К гуманитарной помощи беженцы привыкли. И всегда ей были рады, как дети новогодней елке.  Даже доктор Амбарцумов, который с негодованием поначалу отвергал «эти подачки» (гордый человек!), потом смирился. А увидев в посылке пакетики яичного желтка, удивленно поднял густые бровил: «А я-то думал, что их после войны перестали выпускать». В его разговорах стали все чаще всплывать забытые и непонятные многим слова – «лендлиз», «продуктовые карточки», «керосинка», «студебеккер»… Ирина удивлялась памяти доктора. Откуда он все это помнит, ведь в годы войны он был совсем ребенком?  Вот как врезалось в память человеку.

Ирине почему-то сразу  понравились шоколадки из сои. С роду их не ела, как и все бакинцы, предпочитая натуральный шоколад. А тут… Дареный сахар слаще, улыбалась она про себя.  Но потом по пансионату поползли  слухи, что на Западе, откуда поставляли  соевые сладости  вкупе с турецкими  продуктами, ими… скармливают скот.
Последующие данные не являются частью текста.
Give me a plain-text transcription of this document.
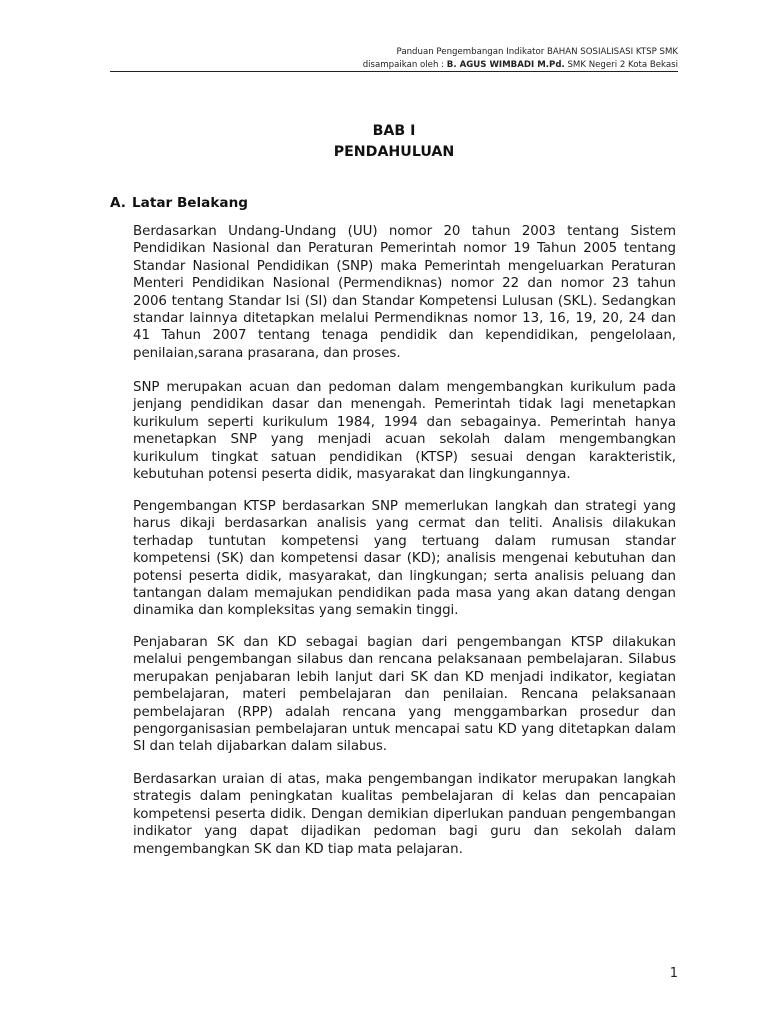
Panduan Pengembangan Indikator BAHAN SOSIALISASI KTSP SMK
disampaikan oleh : B. AGUS WIMBADI M.Pd. SMK Negeri 2 Kota Bekasi
BAB I
PENDAHULUAN
A. Latar Belakang
Berdasarkan Undang-Undang (UU) nomor 20 tahun 2003 tentang Sistem Pendidikan Nasional dan Peraturan Pemerintah nomor 19 Tahun 2005 tentang Standar Nasional Pendidikan (SNP) maka Pemerintah mengeluarkan Peraturan Menteri Pendidikan Nasional (Permendiknas) nomor 22 dan nomor 23 tahun 2006 tentang Standar Isi (SI) dan Standar Kompetensi Lulusan (SKL). Sedangkan standar lainnya ditetapkan melalui Permendiknas nomor 13, 16, 19, 20, 24 dan 41 Tahun 2007 tentang tenaga pendidik dan kependidikan, pengelolaan, penilaian,sarana prasarana, dan proses.
SNP merupakan acuan dan pedoman dalam mengembangkan kurikulum pada jenjang pendidikan dasar dan menengah. Pemerintah tidak lagi menetapkan kurikulum seperti kurikulum 1984, 1994 dan sebagainya. Pemerintah hanya menetapkan SNP yang menjadi acuan sekolah dalam mengembangkan kurikulum tingkat satuan pendidikan (KTSP) sesuai dengan karakteristik, kebutuhan potensi peserta didik, masyarakat dan lingkungannya.
Pengembangan KTSP berdasarkan SNP memerlukan langkah dan strategi yang harus dikaji berdasarkan analisis yang cermat dan teliti. Analisis dilakukan terhadap tuntutan kompetensi yang tertuang dalam rumusan standar kompetensi (SK) dan kompetensi dasar (KD); analisis mengenai kebutuhan dan potensi peserta didik, masyarakat, dan lingkungan; serta analisis peluang dan tantangan dalam memajukan pendidikan pada masa yang akan datang dengan dinamika dan kompleksitas yang semakin tinggi.
Penjabaran SK dan KD sebagai bagian dari pengembangan KTSP dilakukan melalui pengembangan silabus dan rencana pelaksanaan pembelajaran. Silabus merupakan penjabaran lebih lanjut dari SK dan KD menjadi indikator, kegiatan pembelajaran, materi pembelajaran dan penilaian. Rencana pelaksanaan pembelajaran (RPP) adalah rencana yang menggambarkan prosedur dan pengorganisasian pembelajaran untuk mencapai satu KD yang ditetapkan dalam SI dan telah dijabarkan dalam silabus.
Berdasarkan uraian di atas, maka pengembangan indikator merupakan langkah strategis dalam peningkatan kualitas pembelajaran di kelas dan pencapaian kompetensi peserta didik. Dengan demikian diperlukan panduan pengembangan indikator yang dapat dijadikan pedoman bagi guru dan sekolah dalam mengembangkan SK dan KD tiap mata pelajaran.
1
Или просто добавляют эту сою  в корм буренкам. Возможно, сплетни, инспирированные все той же Би-Би-Си. Кто-то из самых мнительных  откажется, а она и  возьмет себе его долю,  «сверх нормы». Римма Сергеевна  вообще практичная женщина. Быстро завела в Ереване, где отродясь  не была и родни, друзей  не имела никаких, полезные знакомства. И прознала, как можно лишнюю буханку хлеба получить. Оказывается, за многих уехавших получали карточки их соседи. Хлебный излишек отправлялся прямиком  на «свободный рынок» — втридорога можно было продать буханку. Но сама Би-Би-Си, в силу полного отсутствия предпринимательской жилки, даже не пыталась завязать этот хлебный бизнес. Ее практичность носила чисто теоретический характер.  Поговорить, все разузнать, передать новость  –  всегда пожалуйста, а вот хлебом «мертвых душ» торговать… Нет, не для Би-Би-Си этот промысел.  Хотя  лишний матнакаш  ох как был бы кстати! На иждивении  Риммы Сергеевны  трое детей, мал мала меньше – Робик, Мишик и Сержик.
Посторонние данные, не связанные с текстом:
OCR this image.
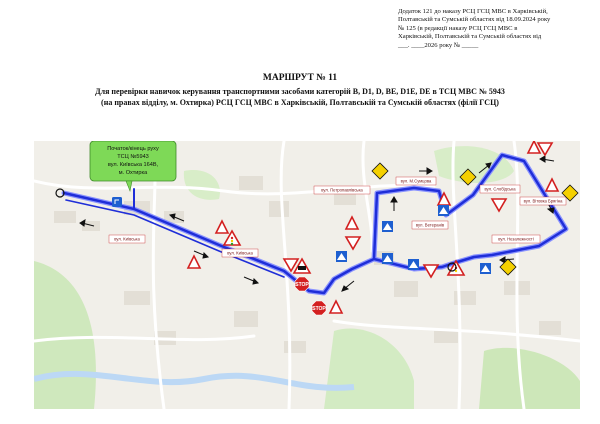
Додаток 121 до наказу РСЦ ГСЦ МВС в Харківській,
Полтавській та Сумській областях від 18.09.2024 року
№ 125 (в редакції наказу РСЦ ГСЦ МВС в
Харківській, Полтавській та Сумській областях від
___. ____2026 року № _____
МАРШРУТ № 11
Для перевірки навичок керування транспортними засобами категорій B, D1, D, BE, D1E, DE в ТСЦ МВС № 5943
(на правах відділу, м. Охтирка) РСЦ ГСЦ МВС в Харківській, Полтавській та Сумській областях (філії ГСЦ)
Початок/кінець руху
ТСЦ №5943
вул. Київська 164В,
м. Охтирка
вул. Київська
вул. Київська
вул. Петропавлівська
вул. М.Сумцова
вул. Слобідська
вул. Ветеранів
вул. Вітовка Брягіна
вул. Незалежності
STOP
STOP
В комнате было невыносимо холодно. У Ирининой подружки тесть-историк сжег всю библиотеку. Трясущимися руками бросал в буржуйку последние книги — тома Мовсеса Хоренаци, Лео, Всемирной истории и не скрывал слез. Впервые заплакал на глазах у невестки, с которой, к слову сказать, был в натянутых отношениях.
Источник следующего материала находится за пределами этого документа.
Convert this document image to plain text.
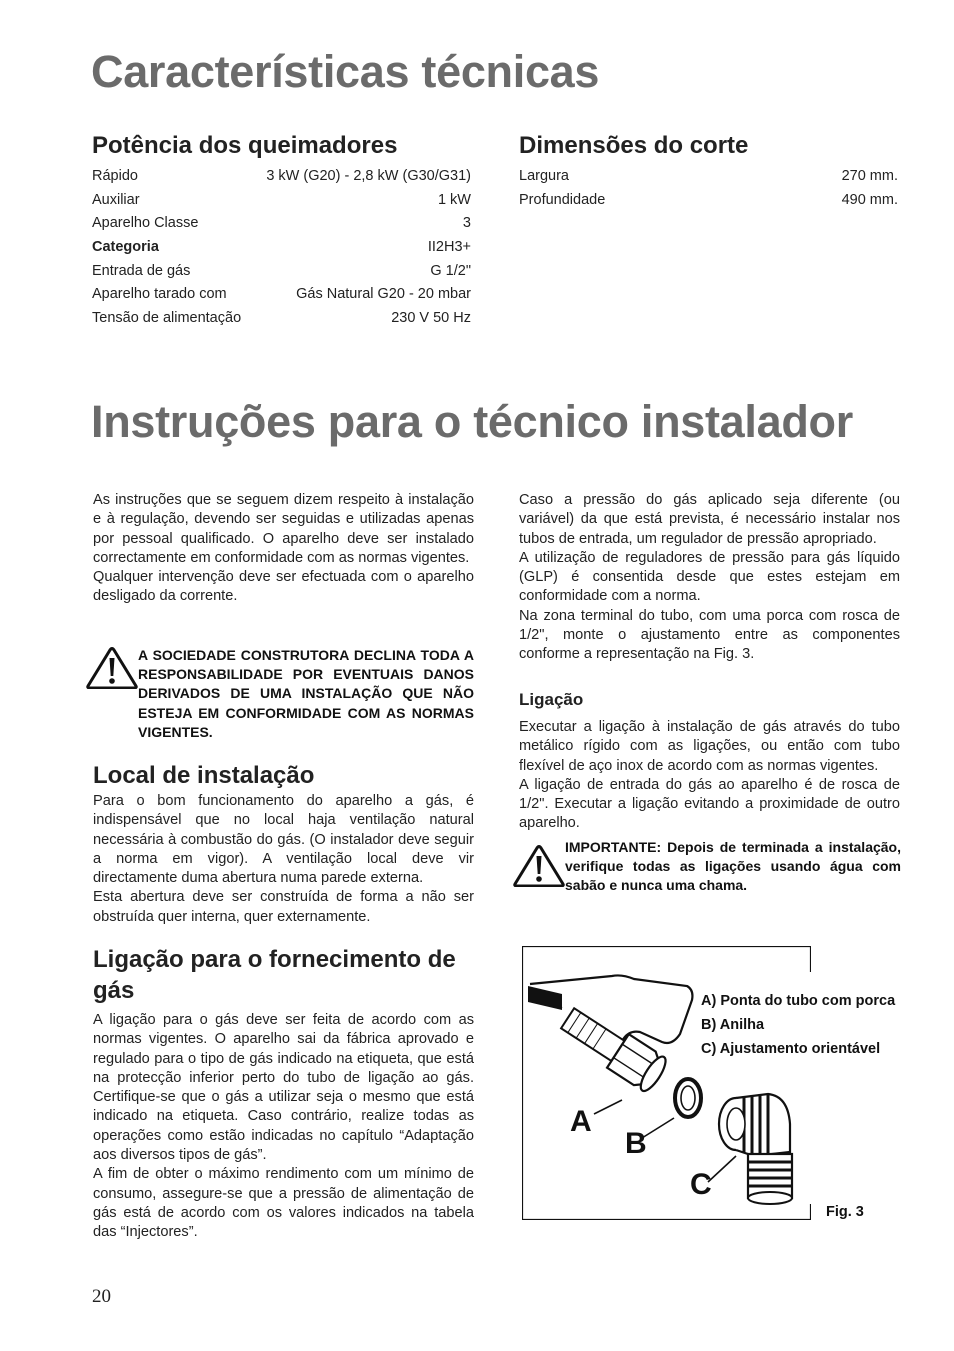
Características técnicas
Potência dos queimadores
Rápido	3 kW (G20) - 2,8 kW (G30/G31)
Auxiliar	1 kW
Aparelho Classe	3
Categoria	II2H3+
Entrada de gás	G 1/2"
Aparelho tarado com	Gás Natural G20 - 20 mbar
Tensão de alimentação	230 V 50 Hz
Dimensões do corte
Largura	270 mm.
Profundidade	490 mm.
Instruções para o técnico instalador

As instruções que se seguem dizem respeito à instalação e à regulação, devendo ser seguidas e utilizadas apenas por pessoal qualificado. O aparelho deve ser instalado correctamente em conformidade com as normas vigentes.

Qualquer intervenção deve ser efectuada com o aparelho desligado da corrente.

A SOCIEDADE CONSTRUTORA DECLINA TODA A RESPONSABILIDADE POR EVENTUAIS DANOS DERIVADOS DE UMA INSTALAÇÃO QUE NÃO ESTEJA EM CONFORMIDADE COM AS NORMAS VIGENTES.
Local de instalação

Para o bom funcionamento do aparelho a gás, é indispensável que no local haja ventilação natural necessária à combustão do gás. (O instalador deve seguir a norma em vigor). A ventilação local deve vir directamente duma abertura numa parede externa.

Esta abertura deve ser construída de forma a não ser obstruída quer interna, quer externamente.

Ligação para o fornecimento de gás

A ligação para o gás deve ser feita de acordo com as normas vigentes. O aparelho sai da fábrica aprovado e regulado para o tipo de gás indicado na etiqueta, que está na protecção inferior perto do tubo de ligação ao gás. Certifique-se que o gás a utilizar seja o mesmo que está indicado na etiqueta. Caso contrário, realize todas as operações como estão indicadas no capítulo “Adaptação aos diversos tipos de gás”.

A fim de obter o máximo rendimento com um mínimo de consumo, assegure-se que a pressão de alimentação de gás está de acordo com os valores indicados na tabela das “Injectores”.

Caso a pressão do gás aplicado seja diferente (ou variável) da que está prevista, é necessário instalar nos tubos de entrada, um regulador de pressão apropriado.

A utilização de reguladores de pressão para gás líquido (GLP) é consentida desde que estes estejam em conformidade com a norma.

Na zona terminal do tubo, com uma porca com rosca de 1/2", monte o ajustamento entre as componentes conforme a representação na Fig. 3.

Ligação

Executar a ligação à instalação de gás através do tubo metálico rígido com as ligações, ou então com tubo flexível de aço inox de acordo com as normas vigentes.

A ligação de entrada do gás ao aparelho é de rosca de 1/2". Executar a ligação evitando a proximidade de outro aparelho.

IMPORTANTE: Depois de terminada a instalação, verifique todas as ligações usando água com sabão e nunca uma chama.
A
B
C
A) Ponta do tubo com porca
B) Anilha
C) Ajustamento orientável
Fig. 3
20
— Есть у них топливо, есть, только людям ничего  не дадут, — авторитетно заявляла Римма Сергеевна.

По всему городу ходили слухи, что аодовские власти исправно получают вагоны с мазутом, делают свой преступный гешефт, а народу заявляют, что составы пришли… пустые. Все списывают на грабежи на территории Грузии. Там неразбериха покруче, чем в Армении, все понятно. Только вот в  систематический грузинский грабеж мало кто верил. Махновщина какая-то, не братская когда-то  республика – а сплошное Гуляй Поле! Нет, лапшу вешают народу на уши. И грузин почем зря очерняют.

Газ-то  в Армению исправно поступал: ТЭЦ  работала бесперебойно. Но свет, тепло и газ оставались строго дозированными, как в военное время. Куда же они пропадали?! Кто-то ну о-о-очень хорошо наваривался на этой войне и блокаде! Посмотреть бы в глаза таким деятелям, которые нещадно издеваются над своими же! Где же миацум, идея братства всех армян, где наша взаимовыручка и взлет национального самосознания?!.. Либертэ, эгалитэ и фратернитэ?! Всего лишь высокопарные  слова?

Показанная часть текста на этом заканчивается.